A few years ago, we found that certain types of queries were becoming more common.
Japanese toys in San Francisco,
live lobster in Kissimmee,
vegan donuts near me.
These are hard queries, local queries.
People are not looking for websites,
but actually businesses on a map.
Well, we could write rules for each of these,
but it becomes unwieldy rather quickly.
So, let's see how we approach it from a machine learning perspective.
We start by thinking about how to collect the data to make it
an ML problem. Let's look at an example.
The query, coffee near me.
The idea behind machine learning is to take a bunch of
examples and convert that knowledge into future predictions.
When you search for "coffee near me," what
are the examples that you are collecting that you're converting into knowledge?
What is the future prediction?
The prediction is quite straightforward.
There are two options.
Bill's Diner carries coffee and it's only three minutes away.
However, there's a gourmet coffee shop just two minutes more.
And we rather think you'd prefer the coffee shop to the sandwich shop.
On the other hand,
if the gourmet coffee shop is across the bridge,
we probably will send you to the diner instead.
Or if the diner typically takes 10 minutes to serve
coffee or doesn't have takeaway coffee so that you have to sit down and eat,
then perhaps a 15-minute walk is what you'd prefer.
How far is too far?
How much is the rating of the restaurant and the time it takes to serve you?
How much do all of these matter?
Rather than guessing and having a whole bunch of rules,
we'd rather have users telling us.
So, we look at a bunch of data and do a trade-off.
Distance versus quality of coffee,
service time versus quality of coffee, etcetera.
But let's now just consider distance.
Where do you get this data?
As an AI-first company,
we might start with heuristics,
but we do so with the mindset that we're going to throw away
the heuristics just as soon as we have enough data about user preferences.
What we need are examples.
Remember, example equals labelled data.
Here, the input is the distance to the shop and
the label is "Does the user like the result or does he not?"

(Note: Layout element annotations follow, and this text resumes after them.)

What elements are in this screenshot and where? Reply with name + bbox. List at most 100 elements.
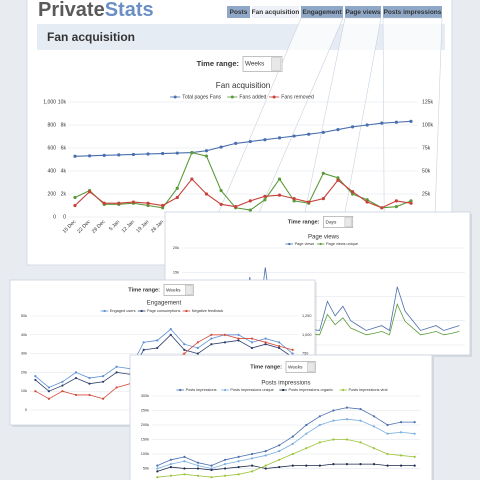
y-tick-label: 1,000 [43,99,56,105]
tab-label[interactable]: Engagement [302,9,342,16]
series-marker [292,199,296,203]
y-tick-label: 4k [61,168,67,174]
series-marker [350,190,355,194]
series-marker [248,208,252,212]
tab-bar: Posts Fan acquisition Engagement Page views… [227,6,442,18]
series-marker [251,464,254,467]
series-marker [277,193,282,197]
series-marker [175,195,179,200]
series-marker [190,151,194,155]
series-marker [307,132,311,136]
series-marker [169,465,173,469]
time-range-value[interactable]: Weeks [166,287,181,293]
series-marker [318,415,321,418]
series-marker [278,444,281,447]
series-marker [131,200,136,204]
series-marker [183,343,186,346]
y-tick-label: 15k [173,270,179,274]
series-marker [156,464,159,467]
series-line [35,334,293,392]
series-marker [142,348,145,351]
tab[interactable] [227,6,250,18]
series-marker [161,151,165,156]
series-marker [210,468,213,472]
series-marker [237,455,240,458]
tab[interactable] [301,6,343,18]
series-marker [196,461,200,464]
series-marker [277,341,281,344]
select-arrow-box[interactable] [307,362,315,372]
series-marker [190,177,194,181]
time-range-select[interactable] [323,216,354,228]
tab-label[interactable]: Posts [230,9,248,16]
series-marker [47,390,51,393]
series-marker [372,425,376,428]
legend-label: Posts impressions [186,388,217,392]
y-tick-label: 150k [141,438,149,442]
series-marker [291,452,294,456]
tab[interactable] [252,6,299,18]
series-marker [264,464,267,467]
tab[interactable] [345,6,381,18]
legend-label: Negative feedback [192,309,224,313]
legend-label: Fans removed [281,94,314,100]
tab[interactable] [383,6,442,18]
y-tick-label: 25k [422,191,431,197]
legend-marker [223,388,227,392]
series-marker [169,474,173,477]
series-marker [219,145,223,149]
series-marker [292,197,296,201]
series-marker [251,470,254,473]
series-marker [34,390,37,393]
series-marker [73,154,77,158]
y-tick-label: 20k [173,246,179,250]
series-marker [47,397,51,400]
series-marker [210,464,213,467]
series-marker [210,337,213,340]
series-marker [237,460,240,463]
select-arrow-box[interactable] [271,57,281,71]
series-marker [413,421,416,424]
series-marker [264,467,267,470]
series-marker [263,138,267,142]
y-tick-label: 50k [422,168,431,174]
series-marker [336,176,340,180]
series-marker [394,205,398,209]
legend-marker [272,95,276,99]
time-range-select[interactable] [285,361,316,373]
series-marker [204,154,209,158]
tab-label[interactable]: Page views [345,9,380,16]
series-marker [359,463,362,466]
tab-label[interactable]: Posts impressions [384,9,442,16]
series-marker [399,421,403,424]
series-marker [307,200,311,204]
series-marker [264,341,267,344]
series-marker [169,458,173,461]
series-marker [345,418,349,421]
select-arrow-box[interactable] [185,285,193,295]
series-line [157,407,415,467]
series-marker [291,352,294,355]
select-arrow-box[interactable] [344,217,352,227]
time-range-value[interactable]: Weeks [288,364,303,370]
legend-marker [179,388,182,392]
series-marker [175,151,179,155]
series-marker [350,192,355,196]
time-range-value[interactable]: Days [326,219,337,225]
series-marker [237,465,240,469]
series-marker [345,463,349,466]
time-range-value[interactable]: Weeks [245,61,264,68]
time-range-select[interactable] [163,284,194,296]
tab-label[interactable]: Fan acquisition [252,9,300,16]
series-marker [156,470,159,473]
series-marker [196,464,200,467]
series-marker [146,203,150,208]
legend-marker [230,95,234,99]
series-marker [234,141,238,145]
series-marker [372,415,376,418]
series-marker [359,407,362,411]
series-marker [156,476,159,479]
series-marker [223,458,227,461]
legend-label: Posts impressions unique [230,388,273,392]
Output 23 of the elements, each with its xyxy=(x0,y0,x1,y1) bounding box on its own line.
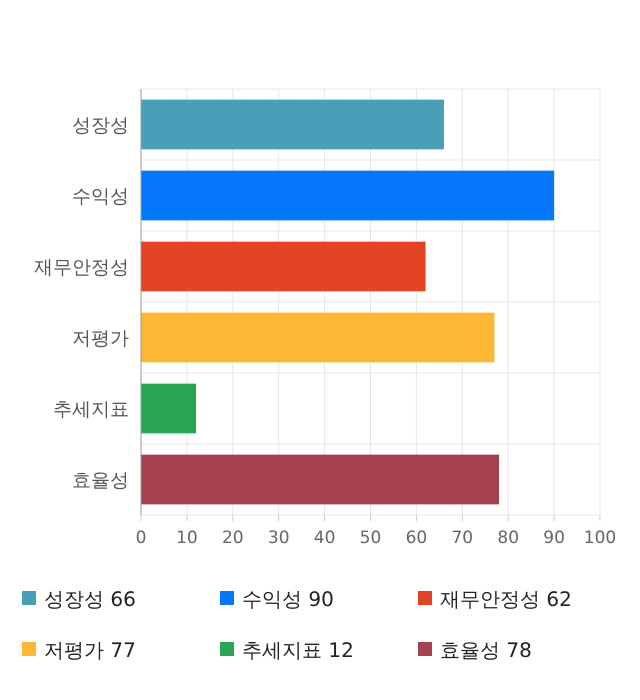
x-tick-label: 60 xyxy=(406,528,428,548)
x-tick-label: 50 xyxy=(360,528,382,548)
x-tick-label: 30 xyxy=(268,528,290,548)
legend-label: 효율성 78 xyxy=(440,638,532,662)
x-tick-label: 80 xyxy=(497,528,520,548)
y-tick-label: 재무안정성 xyxy=(34,256,129,278)
x-tick-label: 100 xyxy=(584,528,616,548)
legend-label: 성장성 66 xyxy=(44,587,136,611)
x-tick-label: 90 xyxy=(543,528,565,548)
y-tick-label: 추세지표 xyxy=(53,398,129,420)
y-tick-label: 수익성 xyxy=(72,186,129,208)
x-tick-label: 20 xyxy=(222,528,244,548)
y-tick-label: 효율성 xyxy=(72,470,129,492)
x-tick-label: 40 xyxy=(314,528,336,548)
legend-label: 추세지표 12 xyxy=(242,638,354,662)
x-tick-label: 0 xyxy=(136,528,146,548)
y-tick-label: 저평가 xyxy=(72,328,129,350)
x-tick-label: 10 xyxy=(176,528,198,548)
legend-label: 저평가 77 xyxy=(44,638,136,662)
legend-label: 수익성 90 xyxy=(242,587,334,611)
y-tick-label: 성장성 xyxy=(72,114,129,136)
legend-label: 재무안정성 62 xyxy=(440,587,572,611)
x-tick-label: 70 xyxy=(451,528,474,548)
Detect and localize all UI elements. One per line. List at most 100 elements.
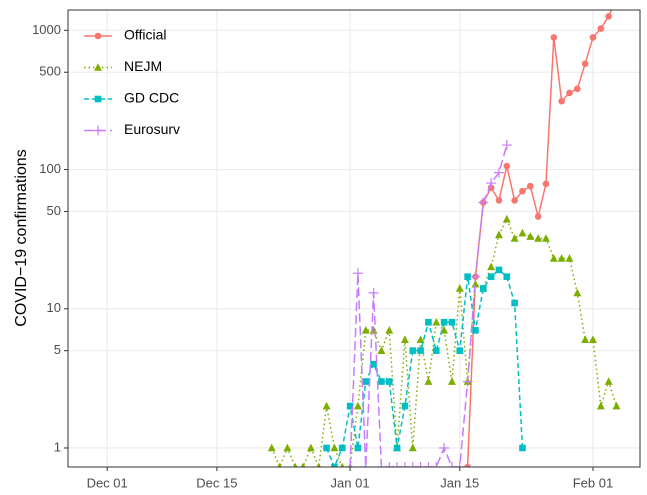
marker xyxy=(361,326,370,334)
marker xyxy=(432,317,441,326)
marker xyxy=(400,335,409,343)
marker xyxy=(354,444,362,452)
marker xyxy=(493,167,504,178)
marker xyxy=(596,401,605,410)
marker xyxy=(495,266,503,274)
marker xyxy=(456,347,464,354)
y-tick-label: 5 xyxy=(54,342,61,357)
marker xyxy=(510,234,519,242)
marker xyxy=(300,462,306,467)
marker xyxy=(454,462,465,467)
grid xyxy=(68,10,640,467)
marker xyxy=(376,462,387,467)
marker xyxy=(573,288,582,297)
marker xyxy=(501,140,512,151)
marker xyxy=(519,444,526,452)
y-tick-label: 500 xyxy=(39,64,61,79)
marker xyxy=(557,254,566,262)
marker xyxy=(455,284,464,292)
marker xyxy=(323,444,330,452)
marker xyxy=(464,273,471,280)
marker xyxy=(581,335,590,343)
marker xyxy=(440,318,448,326)
marker xyxy=(472,327,479,334)
marker xyxy=(377,346,386,354)
marker xyxy=(511,299,518,307)
series-line xyxy=(271,217,618,467)
marker xyxy=(574,85,581,93)
marker xyxy=(534,213,542,220)
marker xyxy=(527,182,534,190)
marker xyxy=(549,254,558,262)
marker xyxy=(550,34,558,41)
marker xyxy=(384,462,395,467)
series-line xyxy=(349,144,508,467)
marker xyxy=(519,187,526,195)
marker xyxy=(362,378,370,385)
plot-area xyxy=(267,10,621,467)
marker xyxy=(316,462,321,467)
marker xyxy=(393,444,401,452)
marker xyxy=(345,462,356,467)
marker xyxy=(267,443,276,452)
marker xyxy=(408,443,417,452)
marker xyxy=(407,462,418,467)
marker xyxy=(416,335,425,343)
legend: Official NEJM GD CDC Eurosurv xyxy=(84,27,180,137)
marker xyxy=(511,197,518,204)
marker xyxy=(424,377,433,385)
y-tick-label: 100 xyxy=(39,161,61,176)
marker xyxy=(401,402,409,410)
marker xyxy=(331,463,338,467)
marker xyxy=(605,13,612,20)
x-tick-label: Dec 15 xyxy=(196,475,237,490)
marker xyxy=(385,326,394,334)
marker xyxy=(612,401,621,410)
marker xyxy=(470,271,481,282)
marker xyxy=(542,180,550,188)
x-tick-label: Dec 01 xyxy=(87,475,128,490)
marker xyxy=(292,462,298,467)
marker xyxy=(542,234,550,242)
marker xyxy=(385,378,393,385)
marker xyxy=(340,462,345,467)
marker xyxy=(565,254,574,262)
marker xyxy=(94,95,102,103)
marker xyxy=(431,462,442,467)
marker xyxy=(487,273,495,280)
marker xyxy=(322,401,331,410)
marker xyxy=(94,32,102,40)
marker xyxy=(448,318,456,326)
y-tick-label: 50 xyxy=(47,203,61,218)
marker xyxy=(370,360,377,368)
legend-label: Official xyxy=(124,27,167,43)
marker xyxy=(446,462,457,467)
marker xyxy=(378,378,385,385)
marker xyxy=(399,462,410,467)
marker xyxy=(360,462,371,467)
marker xyxy=(277,462,282,467)
marker xyxy=(479,285,487,292)
legend-label: NEJM xyxy=(124,58,162,74)
marker xyxy=(503,162,511,170)
marker xyxy=(432,347,440,354)
marker xyxy=(518,228,527,237)
marker xyxy=(526,232,535,240)
marker xyxy=(417,347,424,354)
marker xyxy=(447,377,456,385)
marker xyxy=(306,443,315,452)
marker xyxy=(495,197,503,204)
marker xyxy=(471,279,480,288)
y-tick-label: 10 xyxy=(47,300,61,315)
marker xyxy=(464,463,471,467)
legend-label: Eurosurv xyxy=(124,121,180,137)
marker xyxy=(503,273,511,280)
marker xyxy=(478,197,489,208)
marker xyxy=(94,63,102,71)
marker xyxy=(494,230,503,239)
legend-label: GD CDC xyxy=(124,90,179,106)
y-tick-label: 1 xyxy=(54,439,61,454)
y-tick-label: 1000 xyxy=(32,22,61,37)
marker xyxy=(604,377,613,385)
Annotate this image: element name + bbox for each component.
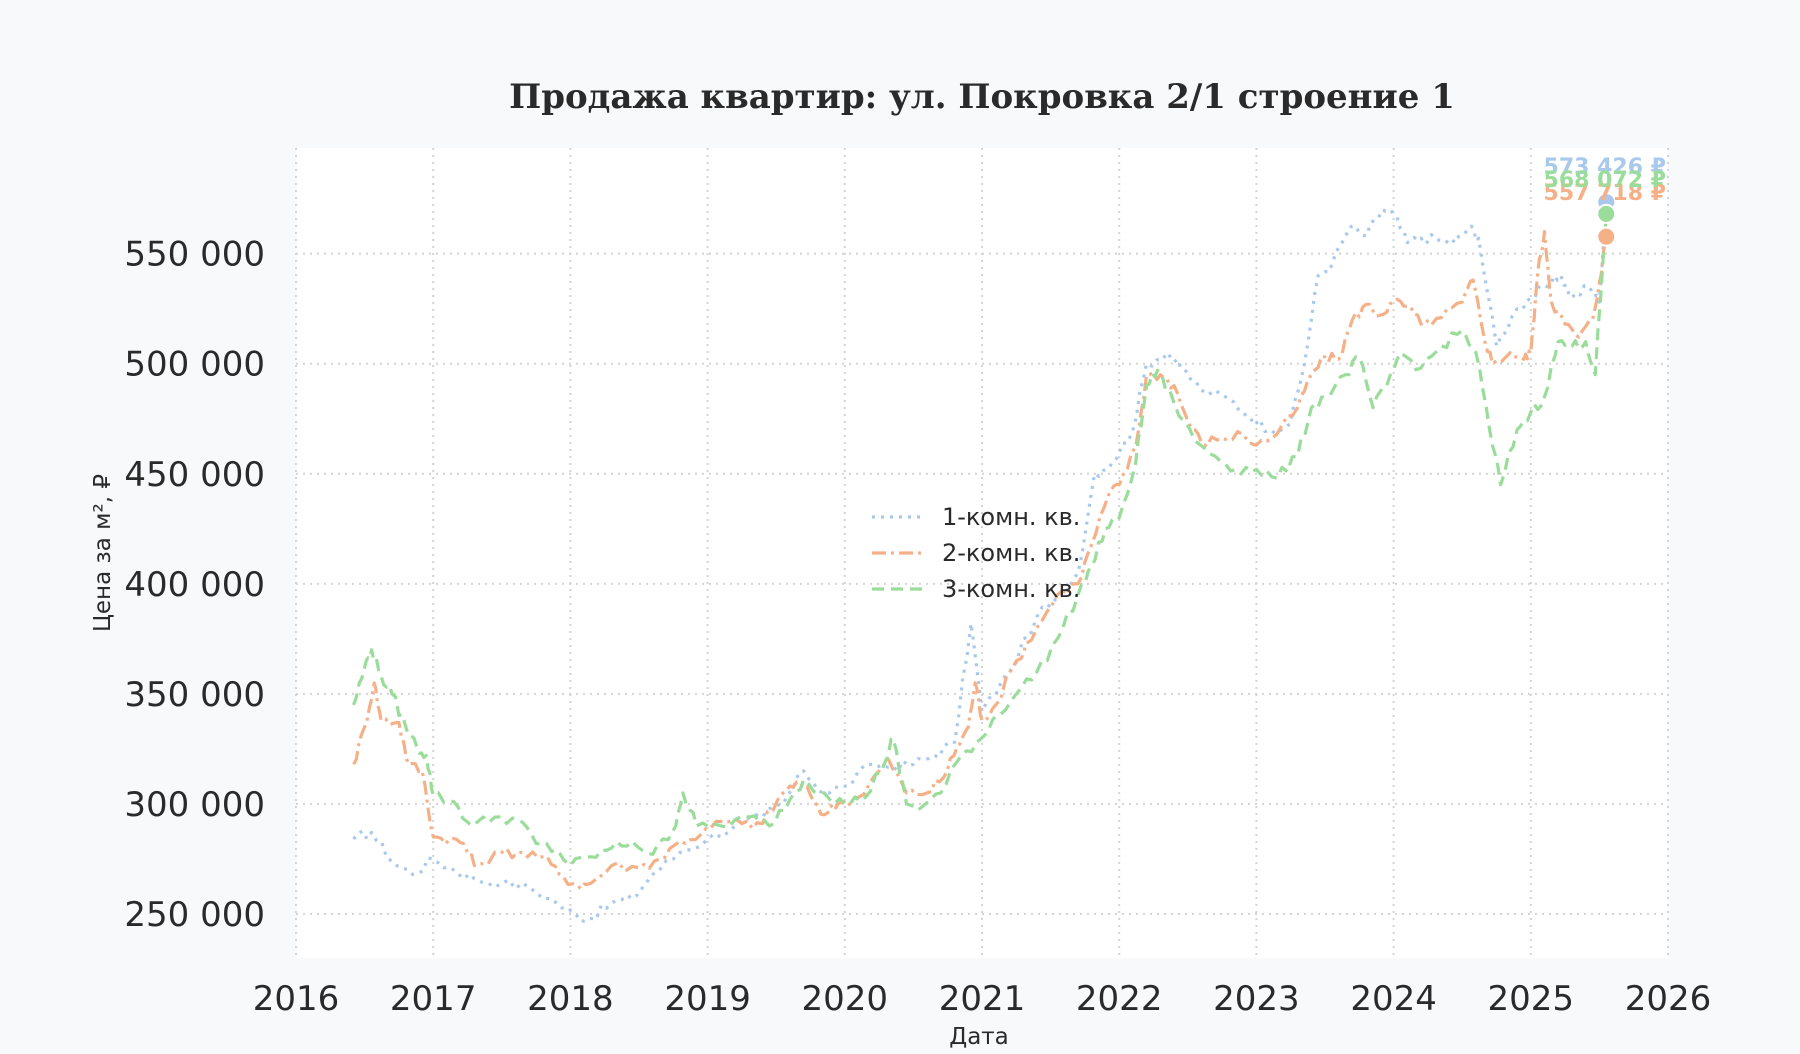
y-tick-label: 350 000 (124, 675, 265, 715)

So, we take an example of a shop one kilometer away and the user says,
"Great, I'll go one kilometer for a great coffee."
And then we ask another user whether they'd go three kilometers and they say,
"I don't even like gourmet coffee."
So, we aggregate a bunch of different examples
until eventually we realize it's so far away that nobody wants to go.
And then, we try to fit our model.
So, machine learning is about collecting the appropriate data
and then finding this right balance of good learning and trusting the examples.